Baro açıklamasında, kadın-erkek eşitliğinin hukuki olarak güvence altında olmasına rağmen toplumsal cinsiyet eşitliğine aykırı dini veya geleneksel yorumların meşrulaştırılmaya çalışıldığını belirtti. Bu tutumun, Türkiye’nin uluslararası yükümlülükleriyle de çeliştiği vurgulandı.
''Diyanet'i uyarıyoruz''
İzmir Barosu'nun açıklamasında kadın-erkek eşitliği hukuki olarak güvence altına alınmasına rağmen toplumsal cinsiyet eşitliğine aykırı dini veya geleneksel yorumların meşrulaştırılmaya çalışıldığı belirtildi.
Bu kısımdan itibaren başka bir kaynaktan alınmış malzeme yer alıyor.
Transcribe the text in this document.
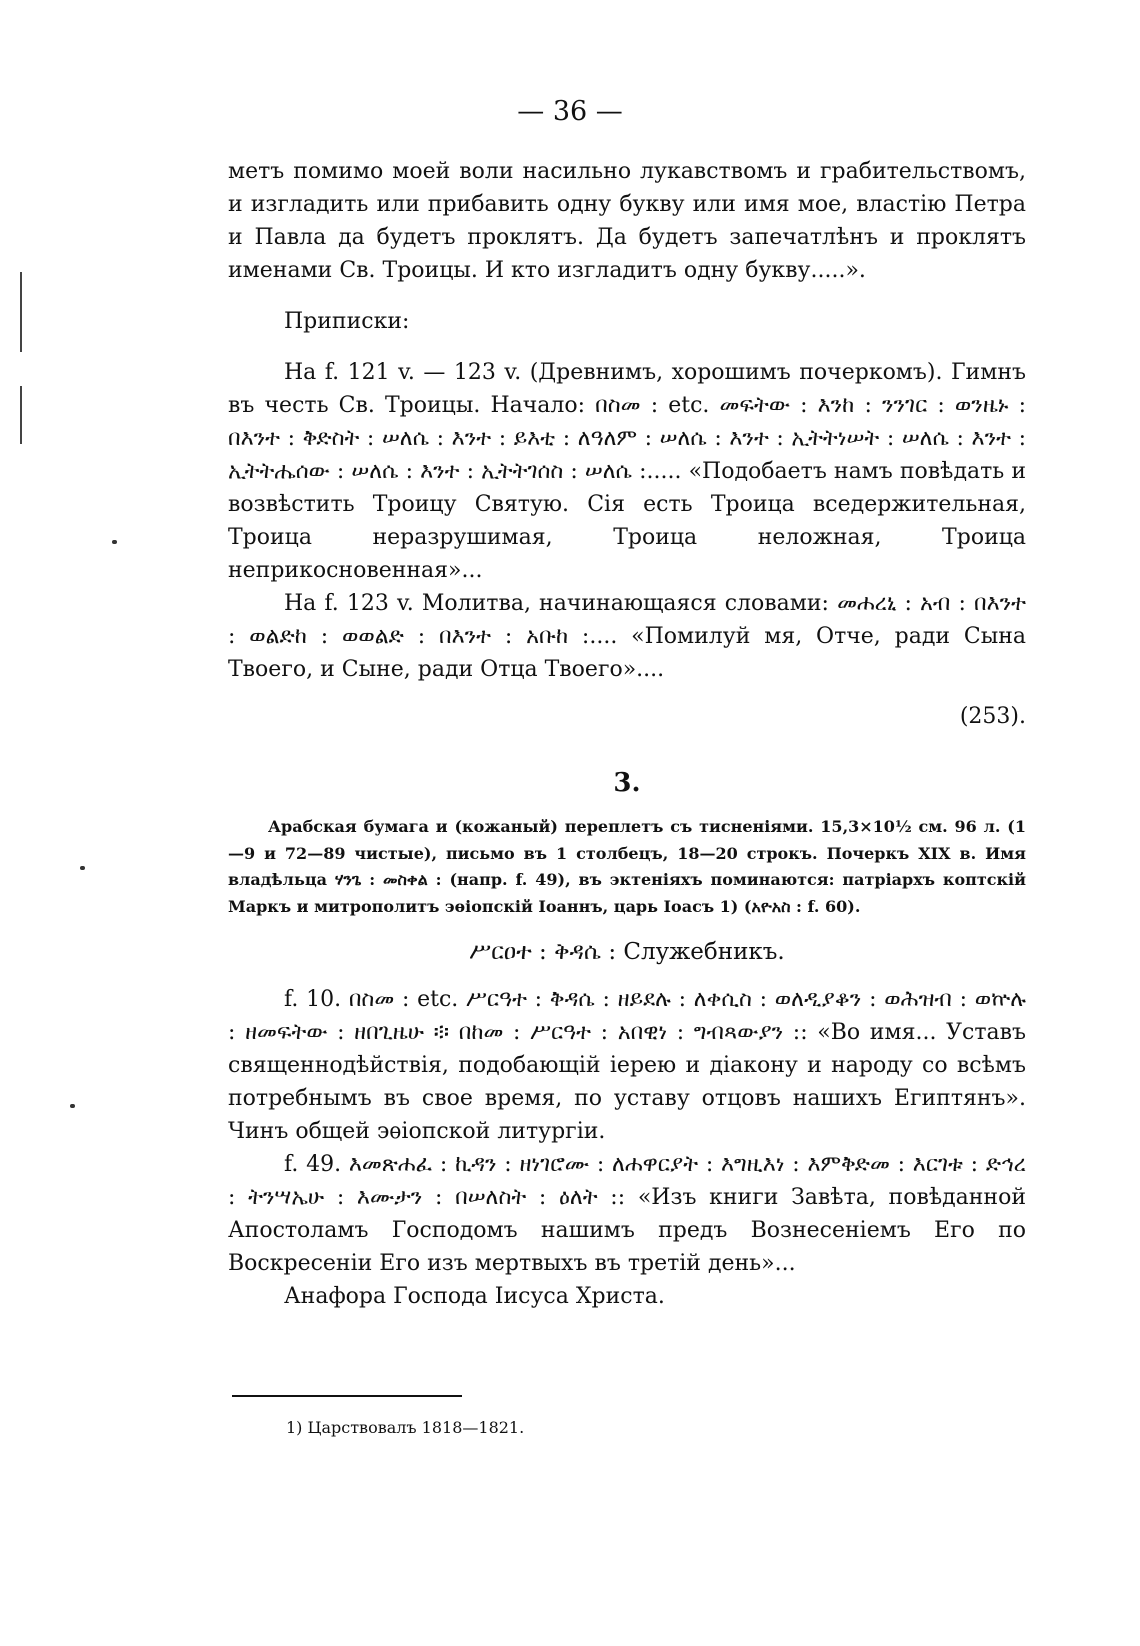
— 36 —

метъ помимо моей воли насильно лукавствомъ и грабительствомъ, и изгладить или прибавить одну букву или имя мое, властію Петра и Павла да будетъ проклятъ. Да будетъ запечатлѣнъ и проклятъ именами Св. Троицы. И кто изгладитъ одну букву.....».

Приписки:

На f. 121 v. — 123 v. (Древнимъ, хорошимъ почеркомъ). Гимнъ въ честь Св. Троицы. Начало: በስመ : etc. መፍትው : እንከ : ንንገር : ወንዜኑ : በእንተ : ቅድስት : ሠለሴ : እንተ : ይእቲ : ለዓለም : ሠለሴ : እንተ : ኢትትነሠት : ሠለሴ : እንተ : ኢትትሔሰው : ሠለሴ : እንተ : ኢትትገሰስ : ሠለሴ :..... «Подобаетъ намъ повѣдать и возвѣстить Троицу Святую. Сія есть Троица вседержительная, Троица неразрушимая, Троица неложная, Троица неприкосновенная»...

На f. 123 v. Молитва, начинающаяся словами: መሐረኒ : አብ : በእንተ : ወልድከ : ወወልድ : በእንተ : አቡከ :.... «Помилуй мя, Отче, ради Сына Твоего, и Сыне, ради Отца Твоего»....

(253).

3.

Арабская бумага и (кожаный) переплетъ съ тисненіями. 15,3×10½ см. 96 л. (1—9 и 72—89 чистые), письмо въ 1 столбецъ, 18—20 строкъ. Почеркъ XIX в. Имя владѣльца ሃንጌ : መስቀል : (напр. f. 49), въ эктеніяхъ поминаются: патріархъ коптскій Маркъ и митрополитъ эѳіопскій Іоаннъ, царь Іоасъ 1) (አዮአስ : f. 60).

ሥርዐተ : ቅዳሴ : Служебникъ.

f. 10. በስመ : etc. ሥርዓተ : ቅዳሴ : ዘይደሉ : ለቀሲስ : ወለዲያቆን : ወሕዝብ : ወኵሉ : ዘመፍትው : ዘበጊዜሁ ፨ በከመ : ሥርዓተ : አበዊነ : ግብጻውያን :: «Во имя... Уставъ священнодѣйствія, подобающій іерею и діакону и народу со всѣмъ потребнымъ въ свое время, по уставу отцовъ нашихъ Египтянъ». Чинъ общей эѳіопской литургіи.

f. 49. እመጽሐፈ : ኪዳን : ዘነገሮሙ : ለሐዋርያት : እግዚእነ : እምቅድመ : እርገቱ : ድኅረ : ትንሣኤሁ : እሙታን : በሠለስት : ዕለት :: «Изъ книги Завѣта, повѣданной Апостоламъ Господомъ нашимъ предъ Вознесеніемъ Его по Воскресеніи Его изъ мертвыхъ въ третій день»...

Анафора Господа Іисуса Христа.

1) Царствовалъ 1818—1821.
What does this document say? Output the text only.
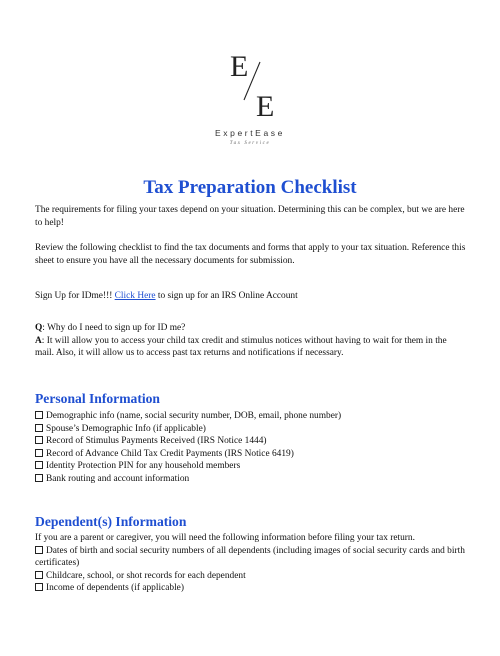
E
E
ExpertEase
Tax Service
Tax Preparation Checklist

The requirements for filing your taxes depend on your situation. Determining this can be complex, but we are here to help!

Review the following checklist to find the tax documents and forms that apply to your tax situation. Reference this sheet to ensure you have all the necessary documents for submission.

Sign Up for IDme!!! Click Here to sign up for an IRS Online Account

Q: Why do I need to sign up for ID me?

A: It will allow you to access your child tax credit and stimulus notices without having to wait for them in the mail. Also, it will allow us to access past tax returns and notifications if necessary.

Personal Information
Demographic info (name, social security number, DOB, email, phone number)
Spouse’s Demographic Info (if applicable)
Record of Stimulus Payments Received (IRS Notice 1444)
Record of Advance Child Tax Credit Payments (IRS Notice 6419)
Identity Protection PIN for any household members
Bank routing and account information
Dependent(s) Information

If you are a parent or caregiver, you will need the following information before filing your tax return.

Dates of birth and social security numbers of all dependents (including images of social security cards and birth certificates)
Childcare, school, or shot records for each dependent
Income of dependents (if applicable)
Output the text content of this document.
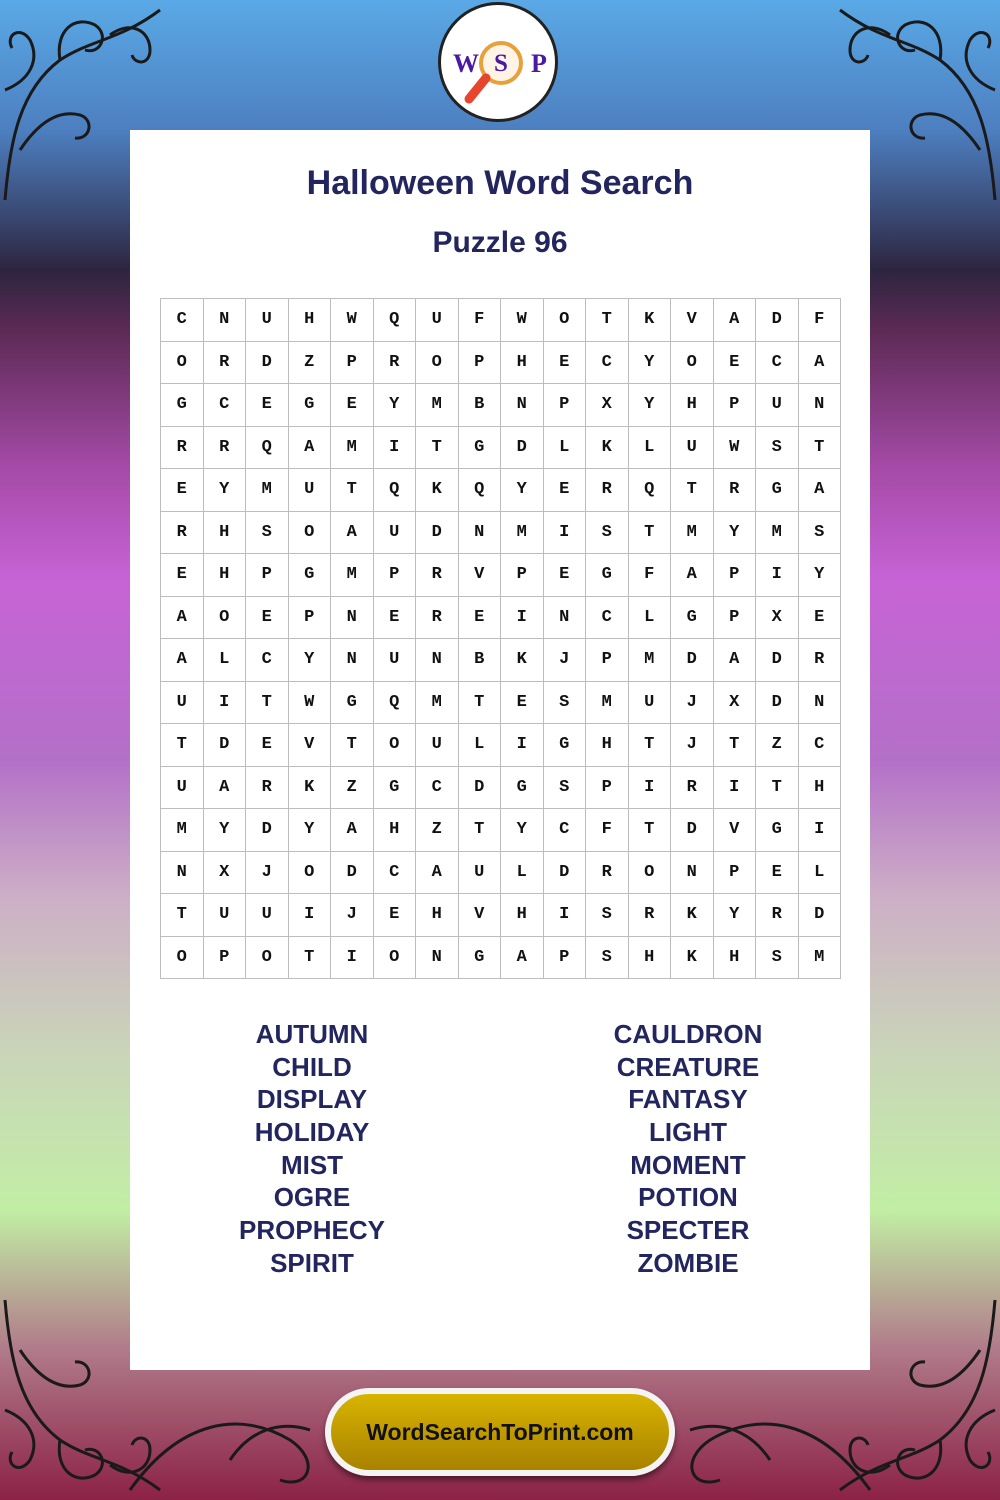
W S P
Halloween Word Search
Puzzle 96
C	N	U	H	W	Q	U	F	W	O	T	K	V	A	D	F
O	R	D	Z	P	R	O	P	H	E	C	Y	O	E	C	A
G	C	E	G	E	Y	M	B	N	P	X	Y	H	P	U	N
R	R	Q	A	M	I	T	G	D	L	K	L	U	W	S	T
E	Y	M	U	T	Q	K	Q	Y	E	R	Q	T	R	G	A
R	H	S	O	A	U	D	N	M	I	S	T	M	Y	M	S
E	H	P	G	M	P	R	V	P	E	G	F	A	P	I	Y
A	O	E	P	N	E	R	E	I	N	C	L	G	P	X	E
A	L	C	Y	N	U	N	B	K	J	P	M	D	A	D	R
U	I	T	W	G	Q	M	T	E	S	M	U	J	X	D	N
T	D	E	V	T	O	U	L	I	G	H	T	J	T	Z	C
U	A	R	K	Z	G	C	D	G	S	P	I	R	I	T	H
M	Y	D	Y	A	H	Z	T	Y	C	F	T	D	V	G	I
N	X	J	O	D	C	A	U	L	D	R	O	N	P	E	L
T	U	U	I	J	E	H	V	H	I	S	R	K	Y	R	D
O	P	O	T	I	O	N	G	A	P	S	H	K	H	S	M
AUTUMN
CHILD
DISPLAY
HOLIDAY
MIST
OGRE
PROPHECY
SPIRIT
CAULDRON
CREATURE
FANTASY
LIGHT
MOMENT
POTION
SPECTER
ZOMBIE
WordSearchToPrint.com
Açıklamada, bu tutumun cinsiyet eşitliğinin sağlanmasına ilişkin uluslararası yükümlülüklere aykırı olduğu vurgulandı.
Baronun 'Diyanet’i Uyarıyoruz: Türkiye Şeriatla Yönetilen Bir Ülke Değildir' başlıklı açıklamasının tamamı şu şekilde:
"15 Ağustos 2025 Cuma günü Diyanet İşleri Başkanlığı tüm camilerde okunmak üzere bir cuma hutbesi yayımlamıştır. Söz konusu hutbede “Yüce Rabbimizin koyduğu miras ölçüsünü değiştirmek ilahi adalete aykırıdır. (…) kız çocuklarının da Allah’ın takdir ettiği hakka razı olmaması kul hakkıdır.” şeklinde beyanlarda bulunulmuştur.
Söz konusu beyanlar, hukuka aykırı olduğu gibi en temel ilkelerden biri olan eşitlik ilkesinin açıkça ihlali niteliğindedir. Söz konusu hukuka aykırılığın, Devlet tüzel kişiliğinin bir parçası olan Diyanet İşleri Başkanlığı tarafından yapılması ise kesinlikle kabul edilemez.
Anayasa’nın eşitlik ilkesi, Medeni Kanun’un açık hükümleri ve taraf olduğumuz uluslararası sözleşmelerle kadın-erkek eşitliği hukuki olarak güvence altına alınmıştır. Buna rağmen, toplumsal cinsiyet eşitliğine aykırı dini veya geleneksel yorumların meşrulaştırılması, siyasi iktidarın cinsiyet eşitliğinin sağlanmasına ilişkin uluslararası yükümlülüklerine tamamen aykırıdır.
Diyanet İşleri Başkanlığı’nın “rıza” kavramını öne çıkararak miras paylaşımını dini ölçülerle tartışmaya açması, bu durumu değiştirmez. Biliyoruz ki toplumsal baskı ile üretilen rıza, rıza değildir; şiddetin bir görünümüdür.
İzmir Barosu Başkanlığı olarak, kız çocuklarının ve kadınların miras hakkına yönelik her türlü saldırının karşısında olduğumuzu, kadınların mirastan mahrum bırakılmasının, yalnızca bireysel bir haksızlığa değil aynı zamanda toplumsal bir adaletsizliğe neden olacağının bilinci ile kamuoyuna saygı ile duyuruyoruz."